I’ve recently committed to taking my business to the next level financially. Most of the time, I believe I can do it, I will do it, I am doing it. I’ve decided to embrace, however, the really wise skeptic in me who nods and says, “Yes, but you’ve never done this before” or the little kid who says, “Yes, but I’m afraid to grow up that much!”

More than believing that I’m my own personal genie, I’ve committed to discovering where I’m resistant to my goal and dealing with that so that I can be more open and receptive. I’m also committed to laying the footwork that brings me closer to more financial success in my business. As I say in this post on marriage, I look forward to achieving my goal. I just might not quite believe it until I see it.

I don’t know enough about the Law of Attraction and its history to say whether my approach falls within the bounds of effective mental processes. I do know enough about Jesus’ other teachings to say that I’m pretty sure faith isn’t about perfection of thought or laying on the guilt when things don’t go as envisioned. I’ll keep you posted on how this refined *belief* works out for me.

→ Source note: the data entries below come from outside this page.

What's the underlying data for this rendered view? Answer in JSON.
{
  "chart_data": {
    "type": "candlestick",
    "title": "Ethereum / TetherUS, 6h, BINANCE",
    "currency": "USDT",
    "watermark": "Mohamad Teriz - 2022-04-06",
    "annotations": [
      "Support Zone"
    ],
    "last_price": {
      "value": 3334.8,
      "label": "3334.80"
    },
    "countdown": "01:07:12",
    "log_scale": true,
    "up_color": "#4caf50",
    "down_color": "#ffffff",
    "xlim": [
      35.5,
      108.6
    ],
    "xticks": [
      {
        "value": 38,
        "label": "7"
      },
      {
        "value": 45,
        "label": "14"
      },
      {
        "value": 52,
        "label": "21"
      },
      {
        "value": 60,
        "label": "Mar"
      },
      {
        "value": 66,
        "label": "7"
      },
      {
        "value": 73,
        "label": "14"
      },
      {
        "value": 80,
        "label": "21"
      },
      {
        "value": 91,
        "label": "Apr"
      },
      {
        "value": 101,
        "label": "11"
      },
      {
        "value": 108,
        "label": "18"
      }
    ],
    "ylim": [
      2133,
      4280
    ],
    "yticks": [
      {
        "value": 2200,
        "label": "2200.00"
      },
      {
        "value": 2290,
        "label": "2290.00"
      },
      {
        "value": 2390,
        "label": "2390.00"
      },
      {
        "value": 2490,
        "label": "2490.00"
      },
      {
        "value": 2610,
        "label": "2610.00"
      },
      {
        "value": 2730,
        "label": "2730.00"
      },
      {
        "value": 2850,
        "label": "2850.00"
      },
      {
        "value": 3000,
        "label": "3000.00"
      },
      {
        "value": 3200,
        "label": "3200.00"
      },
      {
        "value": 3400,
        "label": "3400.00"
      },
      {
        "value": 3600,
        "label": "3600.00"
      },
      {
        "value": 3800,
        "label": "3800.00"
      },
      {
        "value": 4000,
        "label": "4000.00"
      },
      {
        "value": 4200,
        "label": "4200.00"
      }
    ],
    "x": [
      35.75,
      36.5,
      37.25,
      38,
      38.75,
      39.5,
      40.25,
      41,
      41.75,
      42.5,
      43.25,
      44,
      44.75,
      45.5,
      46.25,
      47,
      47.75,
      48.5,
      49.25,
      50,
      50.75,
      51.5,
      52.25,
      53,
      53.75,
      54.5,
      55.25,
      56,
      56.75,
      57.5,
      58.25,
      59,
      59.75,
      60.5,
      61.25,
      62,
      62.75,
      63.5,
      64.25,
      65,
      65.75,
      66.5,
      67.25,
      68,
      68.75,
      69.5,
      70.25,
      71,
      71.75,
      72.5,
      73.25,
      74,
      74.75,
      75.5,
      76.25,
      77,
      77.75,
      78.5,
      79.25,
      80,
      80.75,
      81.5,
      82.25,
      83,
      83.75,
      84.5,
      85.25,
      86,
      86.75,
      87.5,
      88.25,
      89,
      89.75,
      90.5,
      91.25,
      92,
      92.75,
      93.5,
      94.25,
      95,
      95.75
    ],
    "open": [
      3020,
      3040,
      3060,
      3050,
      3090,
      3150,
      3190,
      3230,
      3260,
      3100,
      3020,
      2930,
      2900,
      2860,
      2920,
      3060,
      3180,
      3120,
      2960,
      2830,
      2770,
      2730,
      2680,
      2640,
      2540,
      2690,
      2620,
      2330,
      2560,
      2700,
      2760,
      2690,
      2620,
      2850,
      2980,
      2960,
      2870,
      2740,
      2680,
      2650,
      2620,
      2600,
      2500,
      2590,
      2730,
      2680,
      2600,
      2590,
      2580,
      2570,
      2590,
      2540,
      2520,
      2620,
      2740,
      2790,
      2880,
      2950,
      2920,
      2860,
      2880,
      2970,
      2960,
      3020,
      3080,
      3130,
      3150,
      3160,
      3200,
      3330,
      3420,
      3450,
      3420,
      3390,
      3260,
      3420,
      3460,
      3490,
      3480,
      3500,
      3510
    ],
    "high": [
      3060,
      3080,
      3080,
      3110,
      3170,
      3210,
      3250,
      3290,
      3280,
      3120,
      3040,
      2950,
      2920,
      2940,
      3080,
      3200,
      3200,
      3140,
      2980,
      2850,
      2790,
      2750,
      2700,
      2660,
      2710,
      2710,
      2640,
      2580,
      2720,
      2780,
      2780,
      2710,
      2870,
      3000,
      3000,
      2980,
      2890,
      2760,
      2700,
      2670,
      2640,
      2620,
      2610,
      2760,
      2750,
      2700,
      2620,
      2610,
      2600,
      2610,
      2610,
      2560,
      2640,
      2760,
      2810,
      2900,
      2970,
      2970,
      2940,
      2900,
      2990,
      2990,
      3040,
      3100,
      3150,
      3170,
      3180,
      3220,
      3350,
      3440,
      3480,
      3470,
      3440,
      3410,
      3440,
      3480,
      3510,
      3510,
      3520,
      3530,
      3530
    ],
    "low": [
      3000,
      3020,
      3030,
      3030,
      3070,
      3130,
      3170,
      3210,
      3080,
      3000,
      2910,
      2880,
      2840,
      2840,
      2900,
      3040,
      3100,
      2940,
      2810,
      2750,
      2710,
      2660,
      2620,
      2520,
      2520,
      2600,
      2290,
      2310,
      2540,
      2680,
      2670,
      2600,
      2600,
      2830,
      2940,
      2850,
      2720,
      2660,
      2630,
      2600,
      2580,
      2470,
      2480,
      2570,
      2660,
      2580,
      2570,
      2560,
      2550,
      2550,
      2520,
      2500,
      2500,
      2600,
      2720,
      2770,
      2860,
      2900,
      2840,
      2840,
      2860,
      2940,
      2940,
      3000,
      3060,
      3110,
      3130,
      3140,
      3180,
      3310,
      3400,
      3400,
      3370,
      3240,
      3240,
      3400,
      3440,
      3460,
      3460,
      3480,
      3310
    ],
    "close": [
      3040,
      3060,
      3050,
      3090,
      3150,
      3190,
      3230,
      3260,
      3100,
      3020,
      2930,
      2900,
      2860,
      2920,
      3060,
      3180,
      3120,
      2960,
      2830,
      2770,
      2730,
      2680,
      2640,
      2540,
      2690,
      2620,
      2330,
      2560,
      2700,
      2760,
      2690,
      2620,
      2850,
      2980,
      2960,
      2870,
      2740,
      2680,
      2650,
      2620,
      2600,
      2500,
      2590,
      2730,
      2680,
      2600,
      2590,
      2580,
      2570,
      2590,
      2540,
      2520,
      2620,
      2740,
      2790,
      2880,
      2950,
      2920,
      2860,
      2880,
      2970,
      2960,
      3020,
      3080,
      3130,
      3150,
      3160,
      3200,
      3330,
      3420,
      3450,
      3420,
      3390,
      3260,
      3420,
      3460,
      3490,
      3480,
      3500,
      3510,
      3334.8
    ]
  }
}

And you? Where do you fall out with this?

Admit you have a problem (but don't obsess!)

I was struck this morning by an article in the Philadelphia Inquirer about tinnitus – a “phantom” ringing in the ears that results from no external prompt and that can nearly drive people over the brink. The brain is confused and by what, scientists have yet to discover.

One predominant treatment is called masking therapy, whereby you block out the ringing with another noise (white noise, television) until the brain learns to ignore the ringing.

“The goal is to retrain the brain to ignore the disruptive noise, the same way it stops noticing highway traffic or the neighbor’s barking dog.”

However, some people make no headway with this treatment. Lack of improvement can result from obsession over the ringing or when sufferers  get stonewalled by the limbic system which, among other things, controls our  emotional response. To quote the article’s expert:

“If you hate dogs or hate your neighbor, that barking sound is not going to fade into the background.”

Isn’t that amazing?!? In these cases where tinnitus is idiopathic and no physical medical treatment is available, we can impede recovery by:

  1. Obsessing on the problem
  2. Overlaying “negative” emotions

I’m all for calling a spade a spade. If life sucks, name it. Admitting you have a problem is the first step in most kinds of recovery – be it addiction, hearing loss, unemployment or spiritual emptiness. Apparently, though, there’s a lot to be said for letting go and making peace with the thorns in our sides. Only then might we be able to remove them.

What about you? How have you noticed that an obsession with what’s wrong actually impedes your forward progress?*  Can you identify the direct and tangential emotions involved?

Please post your thoughts below!

I’d like to clarify an important distinction here. Most of us actually obsess over symptoms or get wrapped up in complaint. I would guess that 75% of my clients come to coaching unable to truly identify the problem they are facing – the fundamental root of their struggle or the real reason for any goal that they have set. The problem must be clearly named first in order to ensure successful forward movement. Doing this (sometimes time-heavy) work of identifying the problem is different than obsessing!